Magical theory
Why insist, against all hope, on the communist idea? Is such insistence not an exemplary case of the narcissism of the lost cause? And does such narcissism not underlie the predominant attitude of academic Leftists who expect a theoretician to tell them what to do?—they desperately want to commit themselves, but not knowing how to do so effectively, they await the answer from a theoretician. Such an attitude is, of course, in itself false, as if a theory will provide the magic formula, capable of resolving the practical deadlock (Žižek, First as Tragedy, then as Farce, 88).
There were a number of excellent papers at the Waiting for the Political Moment conference in Rotterdam last month, among which were keynotes from Benjamin Noys (which he’s put on line) and Jodi Dean (some of the key arguments of which are in this blog post). These two papers are interestingly read together, I think. Jodi argues that our concern about complexity and the difficulty of knowing enough functions as a kind of theoretical alibi for political inactivity:
The recourse to complexity is a move that says there is always more that needs to be known as well as unknown unknowns and unintended consequences of whatever it is that we end up doing. Such a move says, wait, stop, do you know what you are doing?
Benjamin, meanwhile, criticizes the tendency among political theorists to call for a (return to) concrete politics, a call often made by denigrating the abstraction of theory. Now, these two criticisms of contemporary political thought might seem to be in opposition to one another: Jodi calling for just the kind of concrete politics Benjamin considers inadequate, while Benjamin invokes, in the form of abstraction, the complexity Jodi is suspicious of. I don’t think that’s the case, though; in fact, the turn to the concrete and the retreat into complexity are two aspects of the same process.
As luck would have it, on the flight over to Rotterdam, I saw a film which helps clarify the connection between these two perspectives. Roman Polanski’s The Ghost is quite entertaining and extremely stupid (as befits something based on a book by Robert Harris—I’m not sure it’s either as stupid or as entertaining as Archangel, though). The most interesting thing in the film, though, was the particular way in which the moment of revelation was delayed. At one point, the ghostwriter (Ewan McGregor) follows the GPS directions left in his predecessor’s car, ending up at the house of an academic who knew the prime minister (for whom McGregor and the previous ghostwriter were ghostwriting). The revelation, however, does not come through discussion with the academic, who, simultaneously avuncular and guarded, skillfully answers all the ghostwriter’s questions without revealing anything. The revelation occurs just a little bit later, when the ghostwriter types the academic’s name, along with “CIA,” into Google (there’s actually a further, even more hilarious, twist, which involves Ewan MacGregor solving an acrostic in the back room of a bookshop). A montage of link-clicking follows, in which the secrets of the film are laid bare.
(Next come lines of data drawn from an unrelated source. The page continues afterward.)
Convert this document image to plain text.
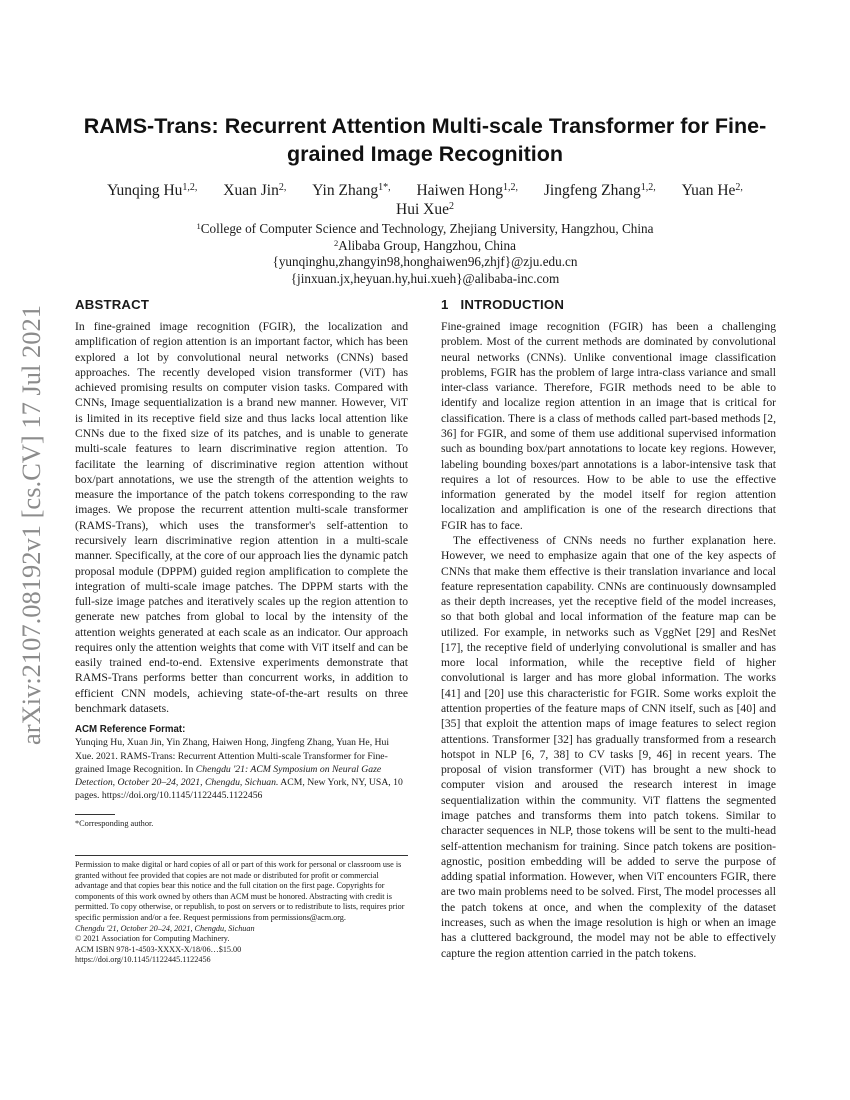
arXiv:2107.08192v1 [cs.CV] 17 Jul 2021
RAMS-Trans: Recurrent Attention Multi-scale Transformer for Fine-grained Image Recognition
Yunqing $Hu^{1,2,}$ Xuan Jin$^{2,}$ Yin Zhang$^{1*,}$ Haiwen Hong$^{1,2,}$ Jingfeng Zhang$^{1,2,}$ Yuan $He^{2,}$ Hui Xue$^2$
$^1$College of Computer Science and Technology, Zhejiang University, Hangzhou, China
$^2$Alibaba Group, Hangzhou, China
{yunqinghu,zhangyin98,honghaiwen96,zhjf}@zju.edu.cn
{jinxuan.jx,heyuan.hy,hui.xueh}@alibaba-inc.com
ABSTRACT

In fine-grained image recognition (FGIR), the localization and amplification of region attention is an important factor, which has been explored a lot by convolutional neural networks (CNNs) based approaches. The recently developed vision transformer (ViT) has achieved promising results on computer vision tasks. Compared with CNNs, Image sequentialization is a brand new manner. However, ViT is limited in its receptive field size and thus lacks local attention like CNNs due to the fixed size of its patches, and is unable to generate multi-scale features to learn discriminative region attention. To facilitate the learning of discriminative region attention without box/part annotations, we use the strength of the attention weights to measure the importance of the patch tokens corresponding to the raw images. We propose the recurrent attention multi-scale transformer (RAMS-Trans), which uses the transformer's self-attention to recursively learn discriminative region attention in a multi-scale manner. Specifically, at the core of our approach lies the dynamic patch proposal module (DPPM) guided region amplification to complete the integration of multi-scale image patches. The DPPM starts with the full-size image patches and iteratively scales up the region attention to generate new patches from global to local by the intensity of the attention weights generated at each scale as an indicator. Our approach requires only the attention weights that come with ViT itself and can be easily trained end-to-end. Extensive experiments demonstrate that RAMS-Trans performs better than concurrent works, in addition to efficient CNN models, achieving state-of-the-art results on three benchmark datasets.

ACM Reference Format:
Yunqing Hu, Xuan Jin, Yin Zhang, Haiwen Hong, Jingfeng Zhang, Yuan He, Hui Xue. 2021. RAMS-Trans: Recurrent Attention Multi-scale Transformer for Fine-grained Image Recognition. In Chengdu '21: ACM Symposium on Neural Gaze Detection, October 20–24, 2021, Chengdu, Sichuan. ACM, New York, NY, USA, 10 pages. https://doi.org/10.1145/1122445.1122456
*Corresponding author.
Permission to make digital or hard copies of all or part of this work for personal or classroom use is granted without fee provided that copies are not made or distributed for profit or commercial advantage and that copies bear this notice and the full citation on the first page. Copyrights for components of this work owned by others than ACM must be honored. Abstracting with credit is permitted. To copy otherwise, or republish, to post on servers or to redistribute to lists, requires prior specific permission and/or a fee. Request permissions from permissions@acm.org.
Chengdu '21, October 20–24, 2021, Chengdu, Sichuan
© 2021 Association for Computing Machinery.
ACM ISBN 978-1-4503-XXXX-X/18/06…$15.00
https://doi.org/10.1145/1122445.1122456
1 INTRODUCTION

Fine-grained image recognition (FGIR) has been a challenging problem. Most of the current methods are dominated by convolutional neural networks (CNNs). Unlike conventional image classification problems, FGIR has the problem of large intra-class variance and small inter-class variance. Therefore, FGIR methods need to be able to identify and localize region attention in an image that is critical for classification. There is a class of methods called part-based methods [2, 36] for FGIR, and some of them use additional supervised information such as bounding box/part annotations to locate key regions. However, labeling bounding boxes/part annotations is a labor-intensive task that requires a lot of resources. How to be able to use the effective information generated by the model itself for region attention localization and amplification is one of the research directions that FGIR has to face.

The effectiveness of CNNs needs no further explanation here. However, we need to emphasize again that one of the key aspects of CNNs that make them effective is their translation invariance and local feature representation capability. CNNs are continuously downsampled as their depth increases, yet the receptive field of the model increases, so that both global and local information of the feature map can be utilized. For example, in networks such as VggNet [29] and ResNet [17], the receptive field of underlying convolutional is smaller and has more local information, while the receptive field of higher convolutional is larger and has more global information. The works [41] and [20] use this characteristic for FGIR. Some works exploit the attention properties of the feature maps of CNN itself, such as [40] and [35] that exploit the attention maps of image features to select region attentions. Transformer [32] has gradually transformed from a research hotspot in NLP [6, 7, 38] to CV tasks [9, 46] in recent years. The proposal of vision transformer (ViT) has brought a new shock to computer vision and aroused the research interest in image sequentialization within the community. ViT flattens the segmented image patches and transforms them into patch tokens. Similar to character sequences in NLP, those tokens will be sent to the multi-head self-attention mechanism for training. Since patch tokens are position-agnostic, position embedding will be added to serve the purpose of adding spatial information. However, when ViT encounters FGIR, there are two main problems need to be solved. First, The model processes all the patch tokens at once, and when the complexity of the dataset increases, such as when the image resolution is high or when an image has a cluttered background, the model may not be able to effectively capture the region attention carried in the patch tokens.
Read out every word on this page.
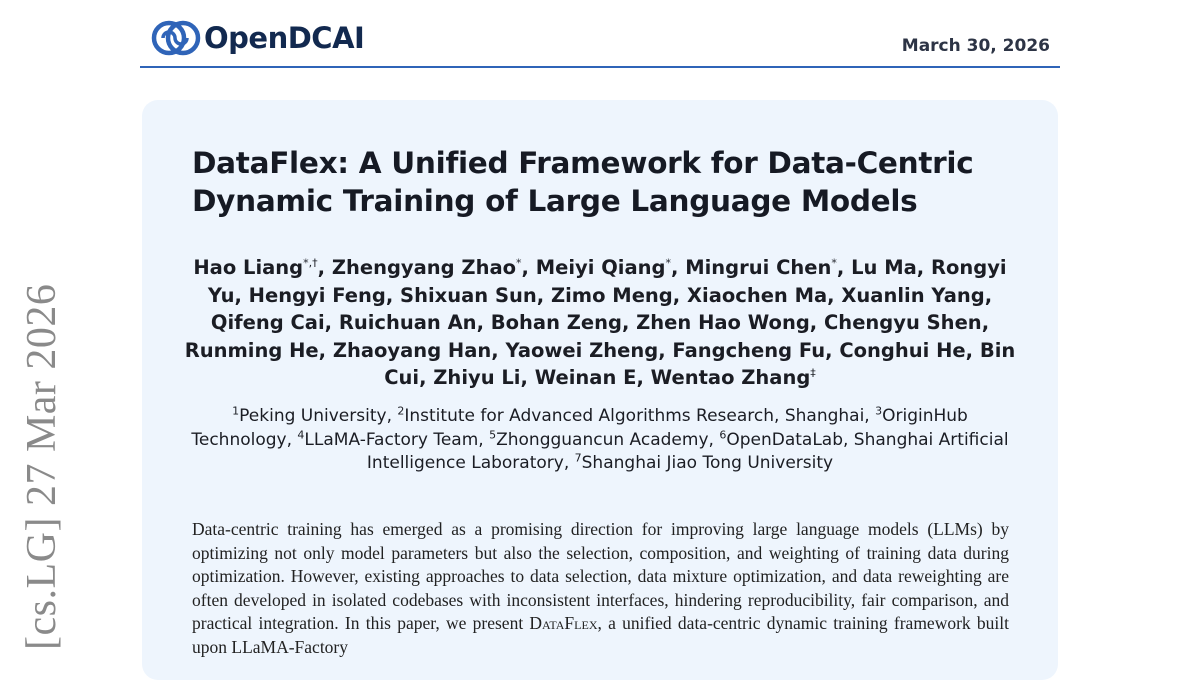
OpenDCAI	March 30, 2026
[cs.LG] 27 Mar 2026
DataFlex: A Unified Framework for Data-Centric
Dynamic Training of Large Language Models
Hao Liang*,†, Zhengyang Zhao*, Meiyi Qiang*, Mingrui Chen*, Lu Ma, Rongyi Yu, Hengyi Feng, Shixuan Sun, Zimo Meng, Xiaochen Ma, Xuanlin Yang, Qifeng Cai, Ruichuan An, Bohan Zeng, Zhen Hao Wong, Chengyu Shen, Runming He, Zhaoyang Han, Yaowei Zheng, Fangcheng Fu, Conghui He, Bin Cui, Zhiyu Li, Weinan E, Wentao Zhang‡
$^1$Peking University, $^2$Institute for Advanced Algorithms Research, Shanghai, $^3$OriginHub Technology, $^4$LLaMA-Factory Team, $^5$Zhongguancun Academy, $^6$OpenDataLab, Shanghai Artificial Intelligence Laboratory, $^7$Shanghai Jiao Tong University
Data-centric training has emerged as a promising direction for improving large language models (LLMs) by optimizing not only model parameters but also the selection, composition, and weighting of training data during optimization. However, existing approaches to data selection, data mixture optimization, and data reweighting are often developed in isolated codebases with inconsistent interfaces, hindering reproducibility, fair comparison, and practical integration. In this paper, we present DataFlex, a unified data-centric dynamic training framework built upon LLaMA-Factory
This is the fantasy that links together the embrace of complexity and the rejection of abstraction. First of all, the call for concrete politics is always a philosophical or political-theoretical call, and, as a call, it is always at least one step removed from the concrete politics it desires (or purports to desire). Furthermore, what is supposed to allow us to take that step is one last theoretical effort, and it is this idea of the final resolution of theory through one last effort which underlies our relation to complexity: the idea is that we cannot act yet, but if we could finally master complexity, we would, at last, be able to act. As Jodi puts it in Publicity’s Secret:
A key technocultural fantasy is that “the truth is out there.” Such a fantasy informs desires to click, link, search and surf cyberia’s networks. We fantasize that we’ll find the truth, even when we know that we won’t, that any specific truth or answer is only a momentary fragment. Still, the fantasy keeps us looking. (8)
The fantasy, that is, is the one that Žižek criticizes, of a theory that would unravel complexity in such a way that it would immediately resolve itself into action, without us having to ever deal practically with this complexity (to choose, to act, to take a risk). This is also the kind of theory that Benjamin resists; the theory he proposes, a theory which attempts to understand abstraction rather than calling for the concrete, for all that it might assist us in deciding how to act, would not provide the alibi for action (or inaction) that, as Žižek says, is all to often what leftist academics look to theory to provide.